"What is past is past; I don't want to think about it now," says Rashid Bekjon, an Uzbek political prisoner who was recently released from jail after completing a 12-year prison term.
Bekjon was imprisoned following the 1999 bombings in Tashkent that Uzbek authorities blamed on the Islamic Movement of Uzbekistan. He was found guilty of trying to overthrow the government.
Bekjon is better known as a brother of Muhammad Salih, the leader of Uzbekistan's opposition Erk movement and 1991 presidential candidate, who lives today in exile in Norway, where he has been granted political asylum.
Bekjon's release from jail -- even after serving his full term -- caught many observers by surprise; it is simply assumed that the authorities will find a way to keep politicals in jail.
Bekjon was, in fact, sentenced to an additional three years in jail when his prison term was nearing its end. He was charged with and found guilty of undermining public order -- a rather strange accusation given the fact that he was inside prison.
But Bekjon says he appealed to a higher court, which dismissed the case, opening the path for his release.

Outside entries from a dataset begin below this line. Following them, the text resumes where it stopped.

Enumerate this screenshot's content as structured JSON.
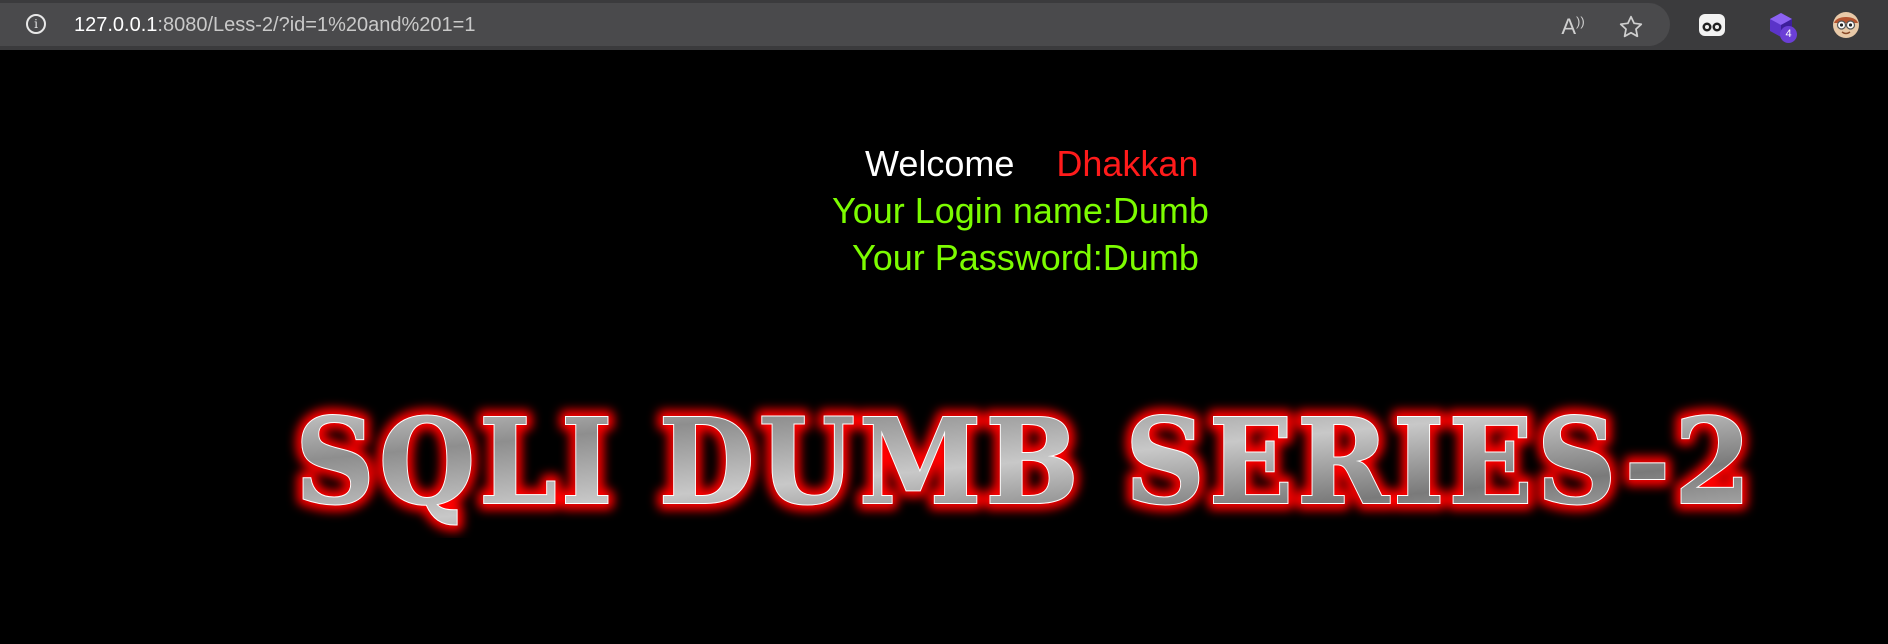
{
  "browser": {
    "url_host": "127.0.0.1",
    "url_rest": ":8080/Less-2/?id=1%20and%201=1",
    "icons": [
      "info-icon",
      "read-aloud-icon",
      "star-icon",
      "extension-glasses-icon",
      "extension-cube-icon",
      "profile-face-icon"
    ],
    "extension_badge": "4"
  },
  "page": {
    "welcome_word": "Welcome",
    "welcome_name": "Dhakkan",
    "login_line": "Your Login name:Dumb",
    "password_line": "Your Password:Dumb",
    "banner_text": "SQLI DUMB SERIES-2"
  },
  "colors": {
    "background": "#000000",
    "welcome": "#ffffff",
    "name": "#ff1b1b",
    "credentials": "#7cfc00",
    "banner_glow": "#ff0000"
  }
}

"We hoped Bekjon would be set free, but we didn't expect it," Salih says.
But in recent interviews the normally outspoken Salih and the recently released Bekjon didn't want to speculate about Uzbek authorities' possible reasons for dismissing the second case and letting him go.
Steve Swerdlow, a researcher for Human Rights Watch, is more willing. He suggests the authorities may have decided that keeping Bekjon in jail would not be worth the additional bad press the Uzbek government would get.

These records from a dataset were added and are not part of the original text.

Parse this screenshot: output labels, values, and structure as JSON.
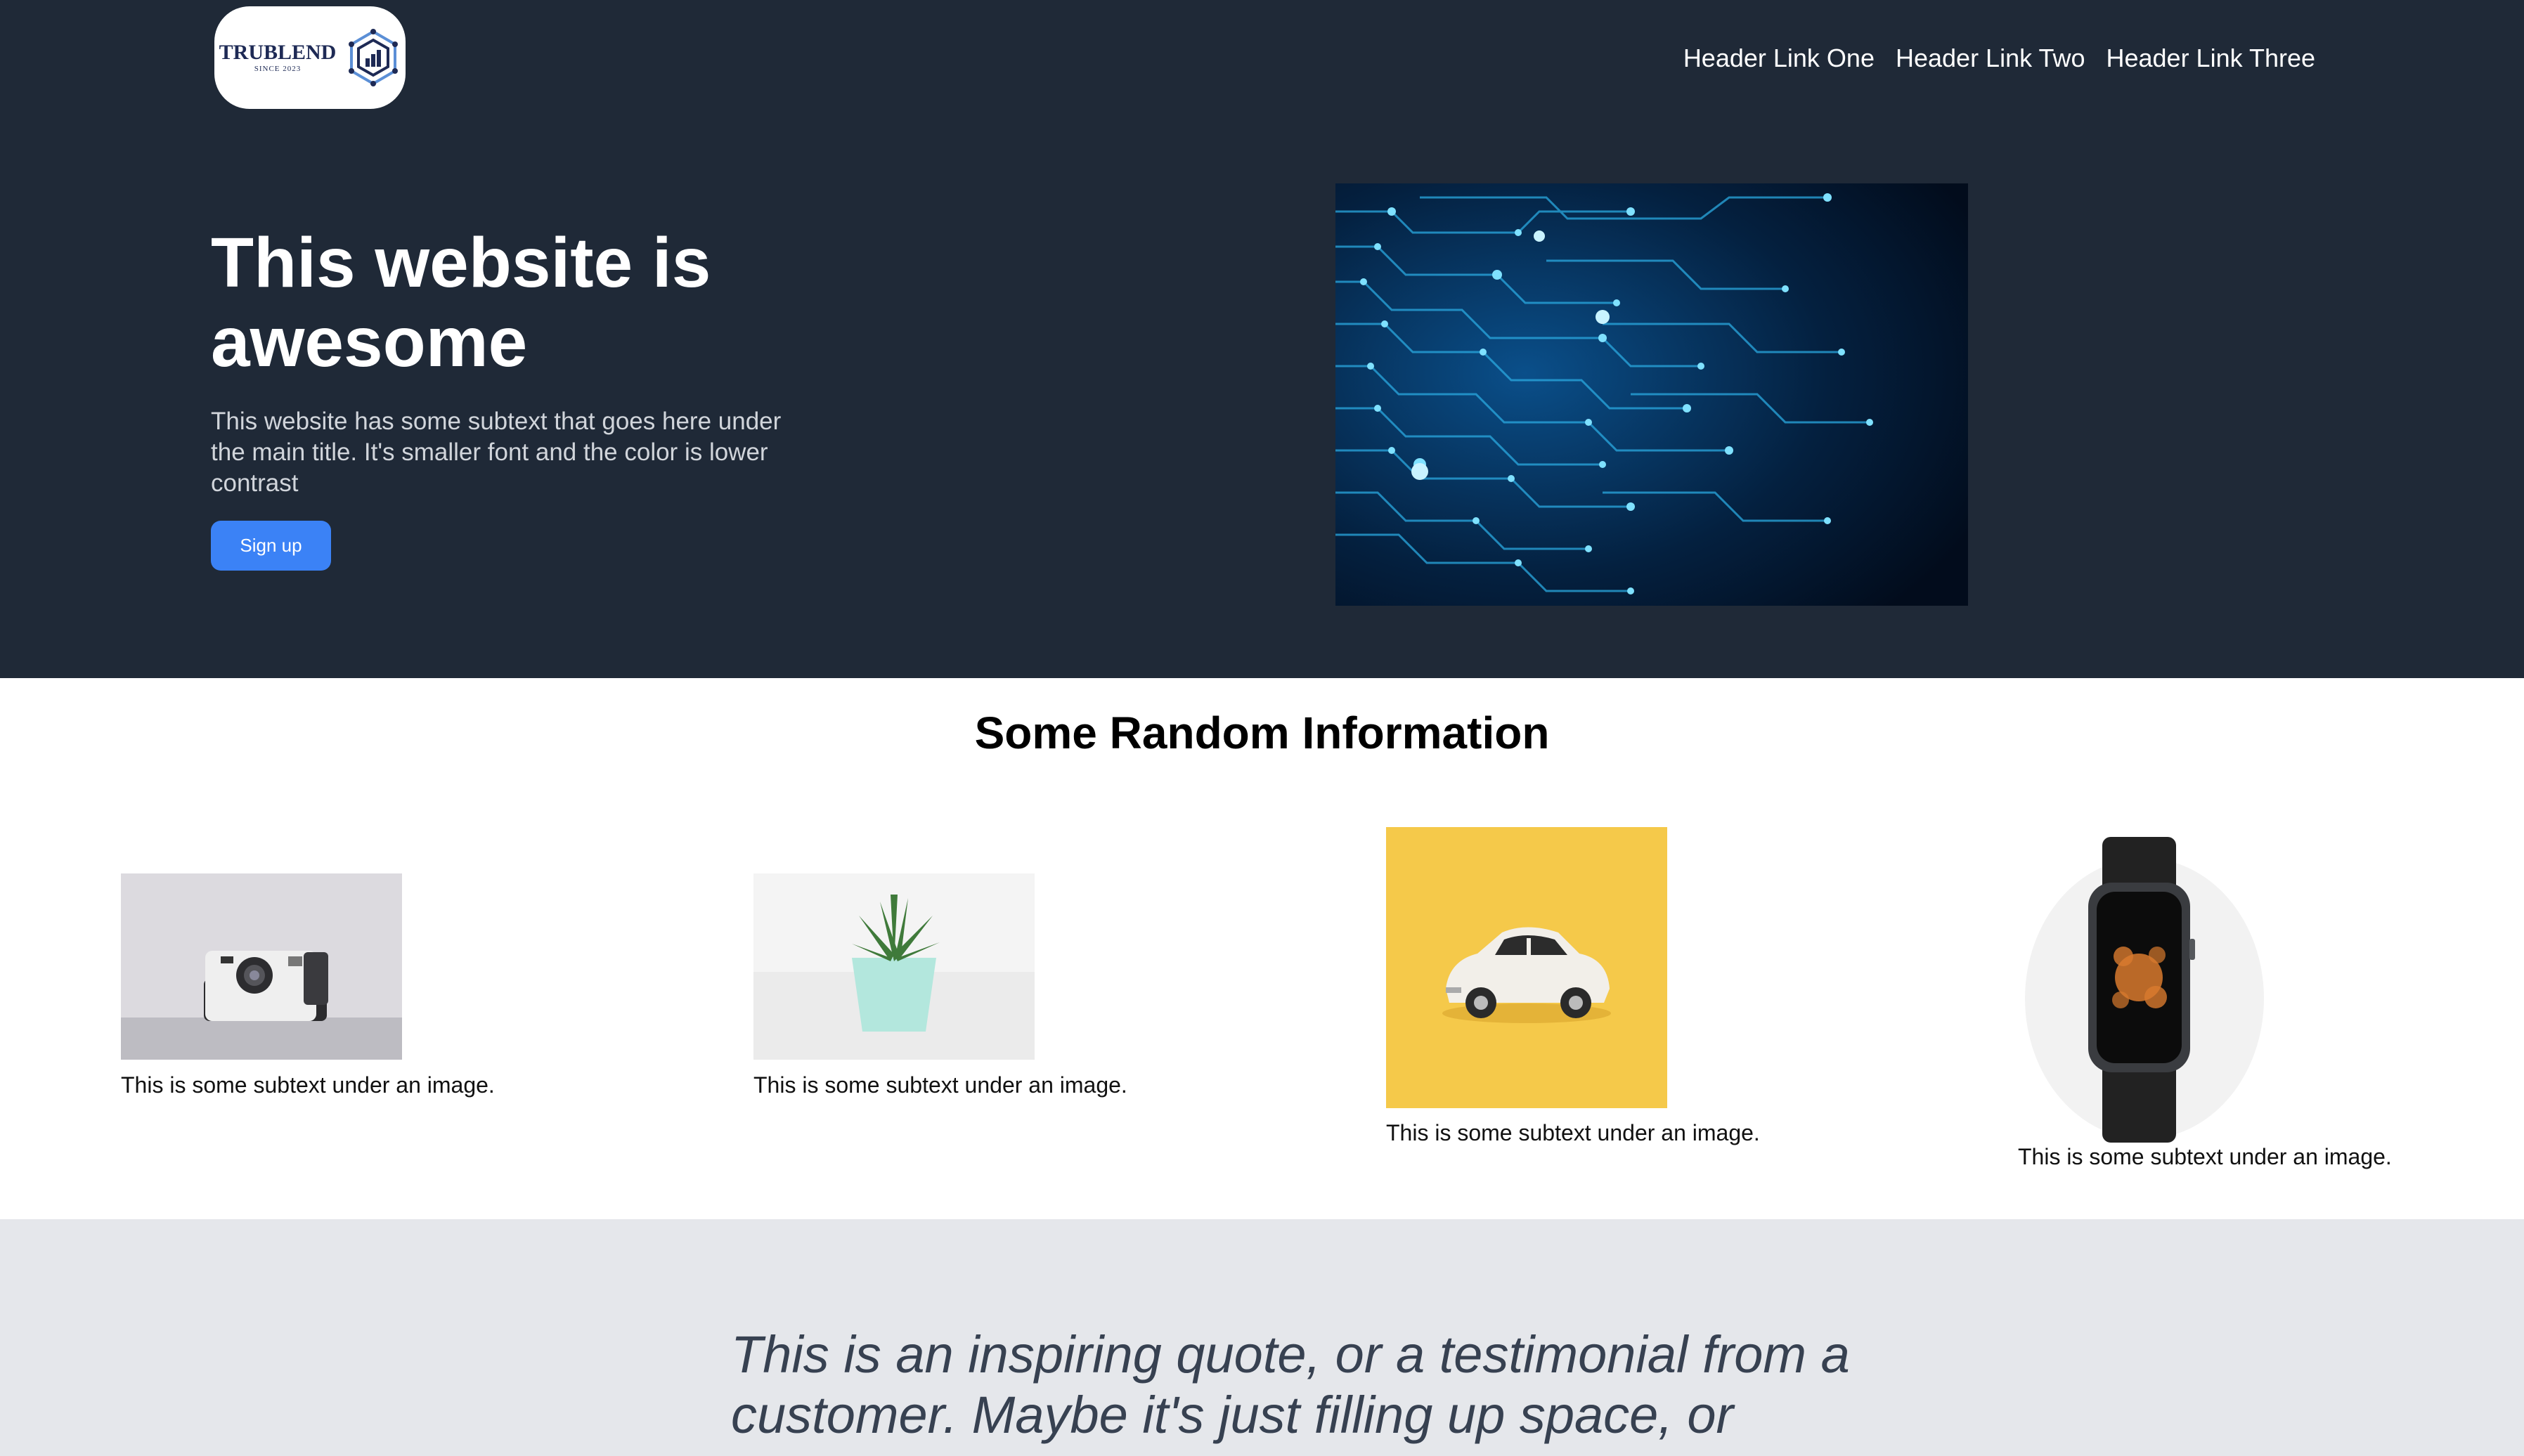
{
  "header": {
    "logo": {
      "name": "TRUBLEND",
      "tagline": "SINCE 2023"
    },
    "nav": [
      "Header Link One",
      "Header Link Two",
      "Header Link Three"
    ]
  },
  "hero": {
    "title": "This website is awesome",
    "subtitle": "This website has some subtext that goes here under the main title. It's smaller font and the color is lower contrast",
    "signup_label": "Sign up"
  },
  "info": {
    "title": "Some Random Information",
    "cards": [
      {
        "image": "polaroid-camera",
        "caption": "This is some subtext under an image."
      },
      {
        "image": "potted-succulent",
        "caption": "This is some subtext under an image."
      },
      {
        "image": "toy-car",
        "caption": "This is some subtext under an image."
      },
      {
        "image": "smart-watch",
        "caption": "This is some subtext under an image."
      }
    ]
  },
  "quote": {
    "text": "This is an inspiring quote, or a testimonial from a customer. Maybe it's just filling up space, or"
  },
  "colors": {
    "hero_bg": "#1f2937",
    "accent": "#3b82f6",
    "quote_bg": "#e5e7eb"
  }
}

Maybe they determined it would be easier to set him free, assuming a broken man would stay quiet.
Staying quiet is exactly what Bekjon seems to be doing.
"If you mind your own business, no one pressures you," Bekjon recently told RFE/RL's Uzbek Service about the conditions of political prisoners in Uzbek jails.
"I have been treated well. I've never been tortured," the 53-year-old former businessman said when asked about his time in jail, some of which was spent in solitary confinement.
Human rights defenders and relatives of numerous political prisoners, however, insist torture is rampant in Uzbek jails.
In what many believe is a conservative estimate, rights activist Surat Ikromov reported that nearly 40 inmates in Uzbekistan died of torture in 2010.
Human Rights Watch has documented very recent accounts of torture; it has lots of new proof and evidence that torture is happening everywhere in Uzbek prisons, says Swerdlow, who has met with many relatives of political prisoners in the country.
Perhaps, it's a reasonable decision on the part of Bekjon not to make political comments anymore. After all, Uzbek authorities are not known for tolerating any dissent and criticism of their policies. And Bekjon has 12 years of firsthand experience of Uzbek authorities' methods of dealing with people who disagree with them.